Apa yang sama-sama dimiliki oleh peneliti AI, psikolog manusia, peneliti kognisi hewan, dan ilmuwan SETI adalah keyakinan mereka bahwa kecerdasan adalah fenomena yang dapat diukur tanpa metode yang disepakati untuk mengukurnya. Kita semua hanya mengetahuinya ketika kita melihatnya.
Gelombang radio asing? Ya, itulah kecerdasan. Gagak menggunakan tongkat untuk menangkap semut dari batang kayu? Ya, itulah kecerdasan. Letnan Data membuat puisi untuk kucing kesayangannya? Ya, itu pasti kecerdasan. Pendekatan “Saya mengetahuinya ketika saya melihatnya” terhadap kecerdasan ini adalah metode yang sama yang digunakan oleh Hakim Agung AS Potter Stewart untuk mengidentifikasi ketika ada sesuatu yang bersifat pornografi.
Kita semua tahu apa itu kecerdasan sama seperti kita tahu apa itu pornografi. Menghabiskan terlalu banyak waktu untuk mencoba mendefinisikan keduanya pasti membuat orang tidak nyaman, jadi kebanyakan orang tidak peduli.
Apa gunanya kecerdasan?
Inti dari diskusi tentang kecerdasan ini adalah keyakinan yang tak tergoyahkan bahwa kecerdasan, bagaimanapun kita mendefinisikannya dan apa pun itu sebenarnya, adalah hal yang baik. Bahan ajaib yang bisa Anda taburkan ke monyet tua yang membosankan, atau robot, atau alien dan ciptakan sesuatu yang lebih baik.

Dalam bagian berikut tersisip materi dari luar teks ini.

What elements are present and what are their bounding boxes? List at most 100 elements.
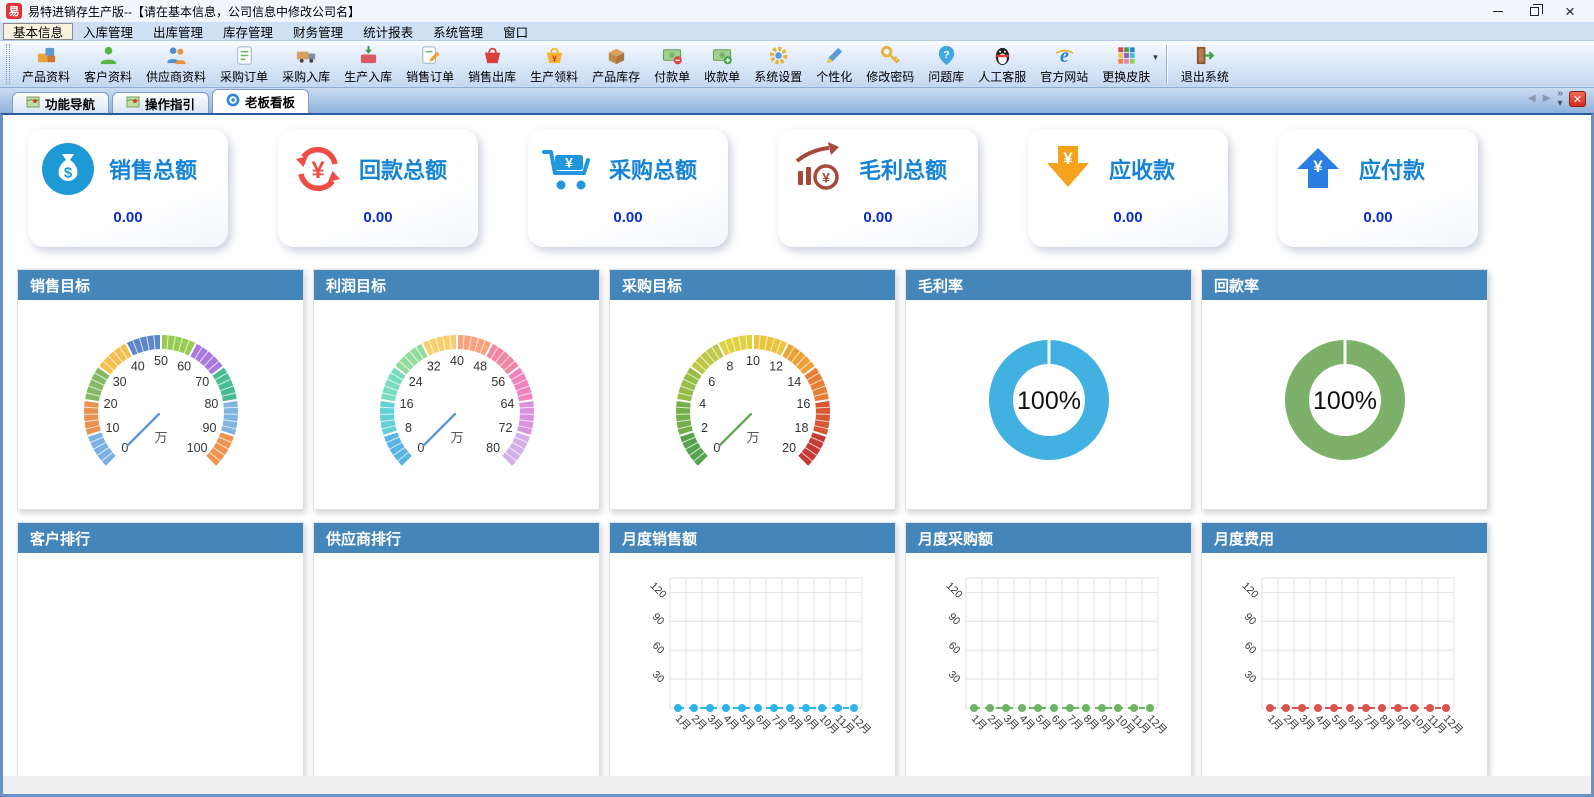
card-top: ¥回款总额 [278, 129, 478, 197]
svg-text:1月: 1月 [673, 713, 693, 733]
toolbar-button-official-website[interactable]: e官方网站 [1033, 42, 1095, 86]
svg-text:7月: 7月 [1065, 713, 1085, 733]
svg-text:24: 24 [409, 375, 423, 389]
skin-dropdown-caret-icon[interactable]: ▾ [1153, 52, 1158, 63]
supplier-data-icon [165, 44, 188, 67]
menu-item-statistics-reports[interactable]: 统计报表 [353, 23, 423, 40]
svg-text:20: 20 [782, 441, 796, 455]
menu-item-basic-info[interactable]: 基本信息 [3, 23, 73, 40]
toolbar-label: 采购入库 [282, 68, 330, 85]
menu-item-finance-management[interactable]: 财务管理 [283, 23, 353, 40]
toolbar-label: 销售订单 [406, 68, 454, 85]
toolbar-label: 采购订单 [220, 68, 268, 85]
toolbar-label: 产品库存 [592, 68, 640, 85]
toolbar-button-product-data[interactable]: 产品资料 [15, 42, 77, 86]
arrow-up-yen-icon: ¥ [1290, 141, 1346, 197]
purchase-order-icon [233, 44, 256, 67]
toolbar-button-receipt-bill[interactable]: 收款单 [697, 42, 747, 86]
svg-text:12: 12 [769, 360, 783, 374]
change-skin-icon [1115, 44, 1138, 67]
monthly-sales-chart: 3060901201月2月3月4月5月6月7月8月9月10月11月12月 [610, 553, 895, 777]
toolbar-button-sales-outbound[interactable]: 销售出库 [461, 42, 523, 86]
svg-text:6: 6 [708, 375, 715, 389]
scroll-tabs-right-button[interactable]: ▶ [1543, 94, 1551, 104]
tab-operation-guide[interactable]: 操作指引 [112, 92, 209, 113]
close-tab-button[interactable]: ✕ [1569, 91, 1586, 107]
toolbar-button-production-material[interactable]: ¥生产领料 [523, 42, 585, 86]
tab-function-nav[interactable]: 功能导航 [12, 92, 109, 113]
personalization-icon [823, 44, 846, 67]
svg-text:12月: 12月 [1441, 713, 1465, 737]
menu-item-inbound-management[interactable]: 入库管理 [73, 23, 143, 40]
toolbar-grip[interactable] [6, 44, 10, 84]
toolbar-button-personalization[interactable]: 个性化 [809, 42, 859, 86]
map-icon [26, 95, 40, 112]
toolbar-button-payment-bill[interactable]: 付款单 [647, 42, 697, 86]
collection-rate-chart: 100% [1202, 300, 1487, 509]
dashboard-icon [226, 93, 240, 110]
svg-text:40: 40 [131, 360, 145, 374]
svg-text:万: 万 [746, 430, 759, 445]
toolbar-button-change-password[interactable]: 修改密码 [859, 42, 921, 86]
svg-text:2: 2 [701, 421, 708, 435]
tab-boss-dashboard[interactable]: 老板看板 [212, 89, 309, 113]
svg-text:60: 60 [946, 640, 963, 657]
panel-title-supplier-ranking: 供应商排行 [314, 523, 599, 553]
toolbar-label: 客户资料 [84, 68, 132, 85]
monthly-expense-chart: 3060901201月2月3月4月5月6月7月8月9月10月11月12月 [1202, 553, 1487, 777]
toolbar-button-product-inventory[interactable]: 产品库存 [585, 42, 647, 86]
exit-system-icon [1193, 44, 1216, 67]
toolbar-button-question-bank[interactable]: ?问题库 [921, 42, 971, 86]
card-value: 0.00 [278, 209, 478, 226]
svg-text:2月: 2月 [1281, 713, 1301, 733]
toolbar-button-change-skin[interactable]: 更换皮肤 [1095, 42, 1157, 86]
toolbar-label: 人工客服 [978, 68, 1026, 85]
card-top: $销售总额 [28, 129, 228, 197]
minimize-button[interactable] [1480, 1, 1516, 21]
menu-item-inventory-management[interactable]: 库存管理 [213, 23, 283, 40]
toolbar-button-purchase-inbound[interactable]: 采购入库 [275, 42, 337, 86]
refresh-yen-icon: ¥ [290, 141, 346, 197]
card-value: 0.00 [1278, 209, 1478, 226]
toolbar-label: 销售出库 [468, 68, 516, 85]
toolbar-button-sales-order[interactable]: 销售订单 [399, 42, 461, 86]
panel-title-customer-ranking: 客户排行 [18, 523, 303, 553]
cart-yen-icon: ¥ [540, 141, 596, 197]
panel-title-profit-target: 利润目标 [314, 270, 599, 300]
svg-text:10: 10 [746, 354, 760, 368]
chart-up-yen-icon: ¥ [790, 141, 846, 197]
toolbar-button-production-inbound[interactable]: 生产入库 [337, 42, 399, 86]
panel-monthly-expense: 月度费用3060901201月2月3月4月5月6月7月8月9月10月11月12月 [1201, 522, 1488, 778]
menu-item-system-management[interactable]: 系统管理 [423, 23, 493, 40]
toolbar-button-supplier-data[interactable]: 供应商资料 [139, 42, 213, 86]
svg-text:80: 80 [204, 397, 218, 411]
card-gross-profit-total: ¥毛利总额0.00 [778, 129, 978, 247]
toolbar-button-customer-data[interactable]: 客户资料 [77, 42, 139, 86]
toolbar-label: 收款单 [704, 68, 740, 85]
menu-item-window-menu[interactable]: 窗口 [493, 23, 538, 40]
tab-list-button[interactable]: »▾ [1557, 89, 1562, 109]
svg-text:3月: 3月 [1297, 713, 1317, 733]
tab-label: 操作指引 [145, 94, 195, 113]
scroll-tabs-left-button[interactable]: ◀ [1528, 94, 1536, 104]
panel-supplier-ranking: 供应商排行 [313, 522, 600, 778]
toolbar-button-exit-system[interactable]: 退出系统 [1174, 42, 1236, 86]
toolbar-label: 个性化 [816, 68, 852, 85]
card-title: 应收款 [1109, 153, 1175, 185]
toolbar-button-system-settings[interactable]: 系统设置 [747, 42, 809, 86]
toolbar-label: 问题库 [928, 68, 964, 85]
panel-title-collection-rate: 回款率 [1202, 270, 1487, 300]
panel-monthly-purchase: 月度采购额3060901201月2月3月4月5月6月7月8月9月10月11月12… [905, 522, 1192, 778]
menu-item-outbound-management[interactable]: 出库管理 [143, 23, 213, 40]
toolbar-button-customer-service[interactable]: 人工客服 [971, 42, 1033, 86]
change-password-icon [879, 44, 902, 67]
svg-text:4月: 4月 [1313, 713, 1333, 733]
toolbar-button-purchase-order[interactable]: 采购订单 [213, 42, 275, 86]
svg-text:120: 120 [648, 580, 669, 601]
restore-button[interactable] [1516, 1, 1552, 21]
toolbar-label: 更换皮肤 [1102, 68, 1150, 85]
close-button[interactable]: × [1552, 1, 1588, 21]
svg-text:12月: 12月 [1145, 713, 1169, 737]
svg-text:48: 48 [473, 360, 487, 374]
toolbar-separator [1166, 45, 1168, 83]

Tetapi haruskah kita begitu percaya diri dengan nilai tambah kecerdasan? Jika pikiran Nietzsche lebih seperti narwhal— seandainya dia tidak cukup cerdas untuk merenungkan kematiannya yang akan datang—kegilaannya mungkin kurang kuat jika tidak sepenuhnya hilang. Itu tidak hanya akan lebih baik baginya, tetapi juga bagi kita semua.
Jika Nietzsche terlahir sebagai narwhal, dunia mungkin tidak akan pernah harus menanggung kengerian Perang Dunia Kedua atau holocaust peristiwa yang, bukan karena kesalahannya sendiri, diciptakan oleh Nietzsche.